I mumble a “yes.” “Good” he finishes.
“I’ll see you there. And Ms. Sharma please don’t be late. I don’t do late at all. If you have to take an auto to get here on time, do so. No buses please. I can pay the fare for you
, ok?” Again, I mumble a yes. I am seriously lacking in words at this point.
“Okay then, I’ll see you there. Looking forward to it so much, honey. In fact I have been thinking about this evening all morning and now afternoon.”
There is a smile in his voice. I am silent. Yes, seriously lacking in words. I hear a click and he is gone. I rub my arms. There are goose bumps everywhere. I have it bad and nothing has actually happened yet.
Is it he or is it me? Is he good at seducing women or am I good at being seduced by the right words? I don’t know of any “boys” his age who are good at anything like this. They don’t know how. They have no training. Where is he getting his training? Practice makes perfect.
Has he been practicing? Good god, with whom? Someone I know? God, that would suck like big time. Of course, no pun intended.
Or is he practicing his skills first on me so he could hone them before going to that other one who he loves madly?
Is he really a wannabe playboy who has found in my innocent flirting aboard a scooter his playground for some serious playing practice?
Is he really cutting his playboy teeth on my tremulous, goose bumpy skin because he can and he dares? (Teeth on my skin, hmmm!

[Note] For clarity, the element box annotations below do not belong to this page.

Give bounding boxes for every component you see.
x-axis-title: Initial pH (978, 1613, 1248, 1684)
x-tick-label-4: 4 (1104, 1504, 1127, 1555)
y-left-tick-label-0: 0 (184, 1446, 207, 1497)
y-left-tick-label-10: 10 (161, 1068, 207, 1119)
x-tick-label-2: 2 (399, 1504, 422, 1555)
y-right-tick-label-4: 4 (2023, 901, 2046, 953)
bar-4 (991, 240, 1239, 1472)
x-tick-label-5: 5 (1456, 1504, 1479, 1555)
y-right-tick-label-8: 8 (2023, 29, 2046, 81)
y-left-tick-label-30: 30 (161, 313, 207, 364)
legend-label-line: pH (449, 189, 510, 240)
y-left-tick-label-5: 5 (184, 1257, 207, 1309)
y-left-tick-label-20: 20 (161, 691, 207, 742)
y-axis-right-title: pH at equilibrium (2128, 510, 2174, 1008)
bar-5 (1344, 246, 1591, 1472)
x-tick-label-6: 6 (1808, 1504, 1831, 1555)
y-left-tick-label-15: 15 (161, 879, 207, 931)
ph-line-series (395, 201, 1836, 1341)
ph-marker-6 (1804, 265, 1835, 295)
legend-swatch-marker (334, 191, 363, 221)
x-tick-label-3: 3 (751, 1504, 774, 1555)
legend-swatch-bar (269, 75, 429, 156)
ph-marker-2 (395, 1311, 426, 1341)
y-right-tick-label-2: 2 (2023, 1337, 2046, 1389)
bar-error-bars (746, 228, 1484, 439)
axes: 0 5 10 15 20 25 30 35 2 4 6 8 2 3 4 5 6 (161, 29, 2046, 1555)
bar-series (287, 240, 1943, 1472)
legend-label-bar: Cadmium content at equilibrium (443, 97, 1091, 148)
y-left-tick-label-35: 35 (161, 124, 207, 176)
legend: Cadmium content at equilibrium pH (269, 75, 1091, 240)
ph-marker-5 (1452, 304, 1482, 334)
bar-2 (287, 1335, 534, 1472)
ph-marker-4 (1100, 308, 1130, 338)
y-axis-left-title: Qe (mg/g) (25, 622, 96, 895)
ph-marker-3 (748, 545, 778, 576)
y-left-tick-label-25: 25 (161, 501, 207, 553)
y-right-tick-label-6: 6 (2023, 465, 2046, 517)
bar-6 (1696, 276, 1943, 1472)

The thought is delicious and scary at the same time).
I know what his intentions are—to seduce me—but what after? Is he taking the playing to another level? I really need to know from him what is that level and what that entails for me. I am determined and brave.
Now I am looking forward to dinner in a different way—not in a breathless-I-don’t-know-what’s-happening-to-me-way-but-I-am-breathless-and-I-want-to-know-what-the-deal-is-friend-kind-of-way. And with that thought I walk to my desk, pick up my bag and head out the door. The date now promised to be so much more, I knew.